November 17, 2015
EAST LANSING, MI- Governor Snyder announced on Sunday night that he would be suspending efforts allowing Syrian refugees to take shelter in Michigan. The statement was made in light of the terrorist attacks that occurred Friday night in Paris, France. Many Michigan citizens were appreciative of the swift decision by Snyder, whose goal is to make Michiganders feel safe in their homes. Snyder said that although he wants to stop any further efforts to relocate the refugees to Michigan, he will not send away the twenty Syrian refugees that have already been placed. These refugees have gone through a comprehensive screening process lasting over a year, and Snyder said it will be up to homeland security if they want to vet the refugees any further. The issue is a contentious one with many Democrats who believe that this is the worst message we can send to Middle East countries at this time. They believe the United States hurts itself with other Arab countries when we bar the Syrian refugees from our shores.
Supporters of Snyder’s decision to put a hold on allowing Syrian refugees into the state are now questioning how long the decision will last. They have been opposed to any Syrian refugees coming into our country since President Obama announced he would be doing so. They say that there is no way of determining which ones are terrorists and point to the fact that one of the Paris terrorists was using a Syrian passport as proof of their assertion. They want Michigan to do what Illinois, Indiana, Ohio and Wisconsin have done and oppose the Federal government’s stance on allowing refugees into America at all.

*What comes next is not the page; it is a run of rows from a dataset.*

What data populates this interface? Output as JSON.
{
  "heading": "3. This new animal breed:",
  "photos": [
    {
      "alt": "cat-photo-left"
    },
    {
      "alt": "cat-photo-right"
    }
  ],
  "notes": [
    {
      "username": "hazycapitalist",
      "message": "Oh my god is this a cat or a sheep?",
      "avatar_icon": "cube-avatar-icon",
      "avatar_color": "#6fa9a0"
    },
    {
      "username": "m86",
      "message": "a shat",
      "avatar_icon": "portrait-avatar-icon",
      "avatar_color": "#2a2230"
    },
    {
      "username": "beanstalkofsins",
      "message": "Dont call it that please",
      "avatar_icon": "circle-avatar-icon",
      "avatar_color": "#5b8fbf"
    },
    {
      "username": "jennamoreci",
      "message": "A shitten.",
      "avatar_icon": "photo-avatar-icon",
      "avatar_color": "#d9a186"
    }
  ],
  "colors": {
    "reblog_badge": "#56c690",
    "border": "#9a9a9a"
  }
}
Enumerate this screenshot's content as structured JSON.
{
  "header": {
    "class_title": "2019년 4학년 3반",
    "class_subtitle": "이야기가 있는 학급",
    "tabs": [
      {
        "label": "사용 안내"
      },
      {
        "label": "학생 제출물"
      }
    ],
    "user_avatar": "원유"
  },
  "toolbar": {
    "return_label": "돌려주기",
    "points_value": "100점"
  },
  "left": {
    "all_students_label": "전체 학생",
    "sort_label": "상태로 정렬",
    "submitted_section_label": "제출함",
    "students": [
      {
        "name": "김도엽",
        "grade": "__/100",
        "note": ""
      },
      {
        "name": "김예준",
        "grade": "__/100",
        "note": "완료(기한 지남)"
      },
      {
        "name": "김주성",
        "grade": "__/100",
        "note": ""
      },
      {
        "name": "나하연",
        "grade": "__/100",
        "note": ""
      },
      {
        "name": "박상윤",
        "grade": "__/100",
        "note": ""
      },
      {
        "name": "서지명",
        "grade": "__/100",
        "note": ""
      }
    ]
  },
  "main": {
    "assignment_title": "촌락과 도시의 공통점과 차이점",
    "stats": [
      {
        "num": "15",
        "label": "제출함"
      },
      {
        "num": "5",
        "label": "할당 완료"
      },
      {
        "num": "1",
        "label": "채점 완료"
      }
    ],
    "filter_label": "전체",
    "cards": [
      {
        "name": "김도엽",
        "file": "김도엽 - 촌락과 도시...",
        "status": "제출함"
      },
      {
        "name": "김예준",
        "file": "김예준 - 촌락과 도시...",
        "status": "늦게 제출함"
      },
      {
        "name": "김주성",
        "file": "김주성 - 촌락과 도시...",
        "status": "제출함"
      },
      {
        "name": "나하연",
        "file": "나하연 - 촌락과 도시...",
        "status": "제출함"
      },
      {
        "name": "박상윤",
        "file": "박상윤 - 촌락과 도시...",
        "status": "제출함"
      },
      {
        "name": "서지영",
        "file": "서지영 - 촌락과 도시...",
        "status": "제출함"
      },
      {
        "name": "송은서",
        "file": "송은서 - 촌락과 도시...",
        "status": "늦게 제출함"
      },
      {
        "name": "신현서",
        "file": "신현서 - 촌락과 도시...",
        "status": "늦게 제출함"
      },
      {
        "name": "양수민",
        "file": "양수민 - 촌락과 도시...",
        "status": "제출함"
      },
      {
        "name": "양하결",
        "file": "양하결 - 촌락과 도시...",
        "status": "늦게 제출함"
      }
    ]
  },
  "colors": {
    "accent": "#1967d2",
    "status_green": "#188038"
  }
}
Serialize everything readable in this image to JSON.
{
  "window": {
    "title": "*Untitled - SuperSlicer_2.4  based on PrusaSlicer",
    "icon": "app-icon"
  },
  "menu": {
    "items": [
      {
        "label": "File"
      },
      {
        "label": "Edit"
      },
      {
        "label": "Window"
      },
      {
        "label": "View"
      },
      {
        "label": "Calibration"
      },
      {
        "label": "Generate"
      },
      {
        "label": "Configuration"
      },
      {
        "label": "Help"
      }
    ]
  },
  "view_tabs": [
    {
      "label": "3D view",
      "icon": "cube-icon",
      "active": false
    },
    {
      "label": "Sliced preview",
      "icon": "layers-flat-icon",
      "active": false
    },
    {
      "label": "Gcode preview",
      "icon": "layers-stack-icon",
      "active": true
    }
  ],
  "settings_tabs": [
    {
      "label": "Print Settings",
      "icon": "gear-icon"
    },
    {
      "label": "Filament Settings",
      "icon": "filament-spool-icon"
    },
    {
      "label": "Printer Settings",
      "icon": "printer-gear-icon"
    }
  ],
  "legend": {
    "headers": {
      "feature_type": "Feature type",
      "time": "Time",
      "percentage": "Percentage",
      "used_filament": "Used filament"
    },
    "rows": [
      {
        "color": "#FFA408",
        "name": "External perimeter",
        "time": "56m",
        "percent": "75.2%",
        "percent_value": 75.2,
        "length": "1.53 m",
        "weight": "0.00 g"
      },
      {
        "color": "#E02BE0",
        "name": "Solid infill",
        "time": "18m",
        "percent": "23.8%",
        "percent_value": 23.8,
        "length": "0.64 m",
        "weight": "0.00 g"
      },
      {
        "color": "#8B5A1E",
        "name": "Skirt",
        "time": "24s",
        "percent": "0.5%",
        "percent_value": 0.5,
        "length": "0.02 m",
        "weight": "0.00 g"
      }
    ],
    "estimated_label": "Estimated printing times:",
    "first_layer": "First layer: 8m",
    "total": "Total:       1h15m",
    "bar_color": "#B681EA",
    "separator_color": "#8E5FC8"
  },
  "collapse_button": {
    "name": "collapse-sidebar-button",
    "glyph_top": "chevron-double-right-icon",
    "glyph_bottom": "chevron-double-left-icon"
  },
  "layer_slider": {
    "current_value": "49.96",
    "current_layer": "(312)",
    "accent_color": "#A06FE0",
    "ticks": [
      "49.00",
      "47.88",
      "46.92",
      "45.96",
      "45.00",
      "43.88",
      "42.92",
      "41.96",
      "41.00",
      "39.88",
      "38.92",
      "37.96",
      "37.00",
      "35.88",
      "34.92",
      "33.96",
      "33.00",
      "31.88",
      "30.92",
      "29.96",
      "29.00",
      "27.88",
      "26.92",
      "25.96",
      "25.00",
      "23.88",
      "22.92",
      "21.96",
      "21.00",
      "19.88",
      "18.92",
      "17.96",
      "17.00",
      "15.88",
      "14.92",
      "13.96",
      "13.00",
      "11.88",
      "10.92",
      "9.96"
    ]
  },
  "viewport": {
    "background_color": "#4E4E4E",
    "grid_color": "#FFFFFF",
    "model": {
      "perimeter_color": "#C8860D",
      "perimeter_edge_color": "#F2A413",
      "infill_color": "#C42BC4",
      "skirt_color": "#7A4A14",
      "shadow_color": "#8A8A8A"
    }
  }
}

Supporters say the Governor’s current position is doing what it takes to keep Michigan citizens feeling as safe and secure as possible. In a statement released on his official Facebook page, Snyder called for the Federal government to conduct a “full review of security clearances and procedures for all refugees who have the potential to be placed in Michigan.” For now, it is the Governor’s hope that Syrian refugees will be denied access to the state until the Department of Homeland Security and the U.S. Department of State can revise the security clearance procedures to be up to Michigan’s standards. However, since this is a federal issue, it is doubtful any state, no matter how opposed, can prevent the federal government from locating Syrian refugees in it if the U.S. government wants to do it.
The controversy over whether the United States should take in refugees has been a major topic in media coverage over the past week. Since publishing the initial post three days ago after Snyder’s announcement, many polling agencies have collected public opinion data on what action the United States should take in helping refugees.
A poll conducted by Rasmussen on November 19th that found 60% of Americans oppose bringing refugees into the country, while just 28% are for bringing in refugees in. Eleven percent (11%) are undecided. The number of Americans who agree with Obama’s overall plan to admit 10,000 refugees are similiar, with 63% opposing, 23% in favoring, and 14% undecided. Many of these opinions are stemming from the fear that giving refugees political asylum in America will result in our national security being compromised.
Previous to the terror attacks in Paris, Americans were already less confident about their security in the United States. A survey conducted on November 12th by Rasmussen found that 39% of Americans believe ISIS/Terrorists are winning the war on terror. Twenty-eight percent (28%) feel that the United States/Allies are winning, and 26% say neither.